University of Wisconsin-Milwaukee Chancellor Mark Mone introduced a plan this week to cut $42.25 million from the school’s budget over the next three years.
The cuts will address UWM’s $38 million deficit created through a combination of state budget cuts, declining enrollment and a tuition freeze.
“We like to call it a perfect storm,” said Robin Van Harpen, UWM vice chancellor for administration and finance. “After all the investment in UWM, the new buildings and new schools, a lot of external forces hit all at once.”
The plan Mone outlined before an audience at the UWM student union on Monday included $5 million of administrative cuts and a strategy to save around $19 million over a three-year period by eliminating a large portion of what he described as the university’s “open positions.” Mone said UWM could also save between $3 million and $4 million by increasing academic efficiency and avoiding course duplication.
The cuts could save the university around $24.5 million by the end of the current fiscal year, and $41.25 million by the end of fiscal year 2019.
“We have a fundamental tension between job security and the ability for this university to continue to be viable,” Mone said. “Those are inherent tensions. The reality is, when I talk about numbers, when I talk about budgeting, what we’re really talking about is people. And we’re talking about the ability to continue to operate as effectively and as efficiently as possible given the environmental changes that we have.”
Mone did not say specifically if any schools or programs would be cut and said instead “a whole UWM is better than a UWM that has decisively said we are not going to have this or that college.” Earlier this year, Mone said the university would remain committed to research regardless of looming budget cuts.
UWM was recently classified as a Tier 1 research institution by the Carnegie Foundation.
“The cuts will make things more difficult for us, there’s no doubt about that,” Van Harpen said. “But I think we’re positioning ourselves well and buckling down so we can continue to move forward.”
Gov. Scott Walker cut $300 million from the University of Wisconsin system in the 2015-2017 biennium, which included a $30 million cut to UWM’s operating budget. UWM’s budget was slashed by $15 million in the previous biannual budget.
From academic years 2010-2011 through 2015-2016, enrollment at UWM fell 11 percent from 30,740 to 27,119, according to data kept by the University of Wisconsin System, which led to millions in lost tuition revenue.
In an email sent to its community partners on Monday, UWM’s Center for Urban Initiatives & Research, which was established nearly four decades ago, announced it would be closing on June 30 because of the university’s budget problems.
CUIR conducts research and surveys for public and non-profit organizations to help them make informed policy decisions.
“We were notified last summer,” said Terry Batson, director of the center. “I think they knew the budget situation was really bad. We were told we were cut for budget reasons. I do feel that it’s a fairly significant situation in terms of the budget that UWM is in right now, so I understand their pain.

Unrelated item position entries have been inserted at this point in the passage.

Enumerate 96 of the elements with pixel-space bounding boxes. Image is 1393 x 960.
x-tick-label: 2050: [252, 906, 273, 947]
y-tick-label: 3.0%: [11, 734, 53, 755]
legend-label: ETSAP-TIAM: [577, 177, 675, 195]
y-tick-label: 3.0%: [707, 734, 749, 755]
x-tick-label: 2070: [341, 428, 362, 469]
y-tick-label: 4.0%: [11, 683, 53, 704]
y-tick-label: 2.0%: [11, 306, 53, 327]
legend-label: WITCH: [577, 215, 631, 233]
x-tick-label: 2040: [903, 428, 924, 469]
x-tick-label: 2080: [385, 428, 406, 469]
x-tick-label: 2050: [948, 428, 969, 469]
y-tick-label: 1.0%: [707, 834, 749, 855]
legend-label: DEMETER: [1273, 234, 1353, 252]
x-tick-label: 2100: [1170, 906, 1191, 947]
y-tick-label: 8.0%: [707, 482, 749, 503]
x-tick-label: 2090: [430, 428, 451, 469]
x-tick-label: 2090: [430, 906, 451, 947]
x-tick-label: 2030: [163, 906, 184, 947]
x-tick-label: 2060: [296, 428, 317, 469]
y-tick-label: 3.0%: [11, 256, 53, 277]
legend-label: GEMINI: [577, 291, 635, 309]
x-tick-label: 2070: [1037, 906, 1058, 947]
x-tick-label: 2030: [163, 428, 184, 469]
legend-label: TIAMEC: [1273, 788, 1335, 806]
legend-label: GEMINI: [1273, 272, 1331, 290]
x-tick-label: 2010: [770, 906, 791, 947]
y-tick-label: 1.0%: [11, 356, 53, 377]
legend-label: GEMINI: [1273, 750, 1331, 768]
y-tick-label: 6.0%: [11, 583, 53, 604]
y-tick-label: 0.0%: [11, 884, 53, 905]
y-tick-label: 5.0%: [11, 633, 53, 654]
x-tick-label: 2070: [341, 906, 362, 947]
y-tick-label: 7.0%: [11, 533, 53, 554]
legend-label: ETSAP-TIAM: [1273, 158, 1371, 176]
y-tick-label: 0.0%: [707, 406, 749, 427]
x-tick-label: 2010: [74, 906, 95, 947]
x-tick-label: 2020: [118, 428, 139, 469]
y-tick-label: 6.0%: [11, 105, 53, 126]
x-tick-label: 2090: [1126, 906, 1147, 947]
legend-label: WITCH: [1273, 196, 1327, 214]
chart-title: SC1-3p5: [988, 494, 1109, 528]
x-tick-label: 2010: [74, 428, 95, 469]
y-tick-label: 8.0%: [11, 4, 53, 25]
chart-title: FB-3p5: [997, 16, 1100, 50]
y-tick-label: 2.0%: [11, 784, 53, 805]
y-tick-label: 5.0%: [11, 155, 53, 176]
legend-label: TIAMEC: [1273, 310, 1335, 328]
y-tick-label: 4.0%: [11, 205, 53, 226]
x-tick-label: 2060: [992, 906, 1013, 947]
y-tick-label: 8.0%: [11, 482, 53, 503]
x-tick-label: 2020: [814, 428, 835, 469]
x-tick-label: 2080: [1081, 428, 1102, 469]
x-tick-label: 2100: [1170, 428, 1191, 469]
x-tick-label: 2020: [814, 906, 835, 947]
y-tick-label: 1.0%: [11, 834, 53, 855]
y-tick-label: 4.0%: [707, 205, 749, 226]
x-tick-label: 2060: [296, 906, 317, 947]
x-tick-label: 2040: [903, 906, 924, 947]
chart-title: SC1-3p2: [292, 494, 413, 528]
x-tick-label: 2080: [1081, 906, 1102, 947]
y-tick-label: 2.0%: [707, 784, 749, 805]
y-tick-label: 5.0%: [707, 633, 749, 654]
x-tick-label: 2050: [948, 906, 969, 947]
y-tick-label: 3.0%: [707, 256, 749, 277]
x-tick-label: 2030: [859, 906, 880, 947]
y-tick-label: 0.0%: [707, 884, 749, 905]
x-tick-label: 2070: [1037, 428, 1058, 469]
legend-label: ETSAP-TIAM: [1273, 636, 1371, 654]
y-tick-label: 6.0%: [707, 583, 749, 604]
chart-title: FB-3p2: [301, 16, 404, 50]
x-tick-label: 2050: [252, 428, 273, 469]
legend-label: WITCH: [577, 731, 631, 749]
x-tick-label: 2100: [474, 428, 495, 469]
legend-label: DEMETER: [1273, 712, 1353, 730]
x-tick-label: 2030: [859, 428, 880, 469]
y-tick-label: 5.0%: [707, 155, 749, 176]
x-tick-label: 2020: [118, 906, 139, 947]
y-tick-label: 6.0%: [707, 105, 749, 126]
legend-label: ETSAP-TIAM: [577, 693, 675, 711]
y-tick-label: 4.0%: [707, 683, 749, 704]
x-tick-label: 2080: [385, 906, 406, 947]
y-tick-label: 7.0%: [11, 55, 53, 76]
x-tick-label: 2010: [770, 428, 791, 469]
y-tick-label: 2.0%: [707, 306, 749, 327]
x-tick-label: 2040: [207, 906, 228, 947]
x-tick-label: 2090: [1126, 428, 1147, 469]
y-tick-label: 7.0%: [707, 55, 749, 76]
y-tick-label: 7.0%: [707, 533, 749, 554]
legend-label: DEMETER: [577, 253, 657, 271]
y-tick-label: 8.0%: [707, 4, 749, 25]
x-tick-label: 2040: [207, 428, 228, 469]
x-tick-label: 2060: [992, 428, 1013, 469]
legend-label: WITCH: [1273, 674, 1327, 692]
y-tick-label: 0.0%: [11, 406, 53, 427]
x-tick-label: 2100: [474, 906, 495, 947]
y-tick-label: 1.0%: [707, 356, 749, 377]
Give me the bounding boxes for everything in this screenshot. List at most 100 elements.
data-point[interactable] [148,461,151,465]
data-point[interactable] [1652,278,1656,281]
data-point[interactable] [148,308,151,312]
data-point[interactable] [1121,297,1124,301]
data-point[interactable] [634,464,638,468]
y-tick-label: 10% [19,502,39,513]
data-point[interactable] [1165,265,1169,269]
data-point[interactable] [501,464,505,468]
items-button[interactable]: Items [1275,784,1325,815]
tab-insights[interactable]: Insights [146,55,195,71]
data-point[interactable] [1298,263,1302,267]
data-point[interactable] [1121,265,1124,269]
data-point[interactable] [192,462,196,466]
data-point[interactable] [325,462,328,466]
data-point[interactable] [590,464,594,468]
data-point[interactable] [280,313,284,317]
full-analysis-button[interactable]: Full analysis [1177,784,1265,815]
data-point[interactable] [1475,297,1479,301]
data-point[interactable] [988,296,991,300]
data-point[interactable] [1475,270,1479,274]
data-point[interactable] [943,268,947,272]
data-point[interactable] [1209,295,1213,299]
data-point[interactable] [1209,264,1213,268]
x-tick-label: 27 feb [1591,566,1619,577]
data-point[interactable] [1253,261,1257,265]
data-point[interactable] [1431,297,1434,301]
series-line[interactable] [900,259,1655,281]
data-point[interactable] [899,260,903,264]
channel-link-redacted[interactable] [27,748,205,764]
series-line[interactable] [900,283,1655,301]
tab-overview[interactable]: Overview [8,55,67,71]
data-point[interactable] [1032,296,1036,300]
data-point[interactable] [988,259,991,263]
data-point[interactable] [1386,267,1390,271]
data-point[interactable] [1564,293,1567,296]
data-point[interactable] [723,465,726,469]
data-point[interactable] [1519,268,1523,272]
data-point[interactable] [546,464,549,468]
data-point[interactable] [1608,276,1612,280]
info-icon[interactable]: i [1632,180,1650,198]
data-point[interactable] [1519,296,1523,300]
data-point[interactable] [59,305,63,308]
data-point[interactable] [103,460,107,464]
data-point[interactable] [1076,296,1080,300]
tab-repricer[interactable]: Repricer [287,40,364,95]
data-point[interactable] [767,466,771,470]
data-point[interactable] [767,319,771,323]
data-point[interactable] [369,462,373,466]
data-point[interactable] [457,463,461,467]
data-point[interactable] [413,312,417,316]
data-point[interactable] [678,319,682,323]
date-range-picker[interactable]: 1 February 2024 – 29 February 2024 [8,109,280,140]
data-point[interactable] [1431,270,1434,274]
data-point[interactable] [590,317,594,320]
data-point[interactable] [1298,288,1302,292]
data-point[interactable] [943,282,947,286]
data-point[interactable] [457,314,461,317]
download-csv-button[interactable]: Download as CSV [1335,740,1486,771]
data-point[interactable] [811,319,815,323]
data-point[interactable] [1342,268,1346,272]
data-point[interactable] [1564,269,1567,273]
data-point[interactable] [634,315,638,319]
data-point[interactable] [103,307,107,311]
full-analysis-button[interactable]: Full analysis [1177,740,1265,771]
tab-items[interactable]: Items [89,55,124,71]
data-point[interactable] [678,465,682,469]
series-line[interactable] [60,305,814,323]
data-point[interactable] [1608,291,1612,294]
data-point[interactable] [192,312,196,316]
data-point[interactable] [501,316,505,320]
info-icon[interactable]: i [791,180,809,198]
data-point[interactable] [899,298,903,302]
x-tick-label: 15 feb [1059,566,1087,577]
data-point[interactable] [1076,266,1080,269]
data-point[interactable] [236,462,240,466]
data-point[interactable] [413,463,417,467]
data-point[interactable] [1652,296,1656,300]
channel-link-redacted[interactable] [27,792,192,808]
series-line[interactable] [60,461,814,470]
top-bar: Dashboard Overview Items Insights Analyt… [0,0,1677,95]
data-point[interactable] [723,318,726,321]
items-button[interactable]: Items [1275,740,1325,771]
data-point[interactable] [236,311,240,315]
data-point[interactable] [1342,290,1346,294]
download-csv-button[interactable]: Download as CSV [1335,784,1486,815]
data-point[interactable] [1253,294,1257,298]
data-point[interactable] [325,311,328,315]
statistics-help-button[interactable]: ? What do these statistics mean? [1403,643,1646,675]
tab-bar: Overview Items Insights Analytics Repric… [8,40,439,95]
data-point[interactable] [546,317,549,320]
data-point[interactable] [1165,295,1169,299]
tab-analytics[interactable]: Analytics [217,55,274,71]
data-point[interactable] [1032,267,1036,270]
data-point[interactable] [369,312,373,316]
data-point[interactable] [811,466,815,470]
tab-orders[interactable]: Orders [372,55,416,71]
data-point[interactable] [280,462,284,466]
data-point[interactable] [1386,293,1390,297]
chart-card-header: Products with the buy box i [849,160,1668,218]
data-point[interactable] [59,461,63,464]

But as far as CUIR goes, it’s a real shame because I think of all the units on campus, we’re the one that’s probably the most integrated into the community and that’s going to be a loss that’s felt for a while.”
The center employed 14 staff members and 25 student staff members when it was notified of the cuts last summer. Batson said three staff members have been relocated to different parts of the university, but the rest will likely lose their jobs with the university if they are unable to find ways to integrate their research into other university schools or centers by the end of June.
“We’re really interested in trying to continue the work,” Batson said.
Van Harpen said that despite the cuts and the challenges they pose, she’s optimistic about the university’s future.
“We always feel good about where UWM is going,” Van Harpen said. “There is no option but for UWM to make it through this and be stronger in the future. It’s too important to the region and the state. We’ve been underdogs in the past and we’re comfortable in that position. We’re good at surprising people with what we can do with the resources we have. And we’re going to continue to do that in the future, but it will be a challenge.”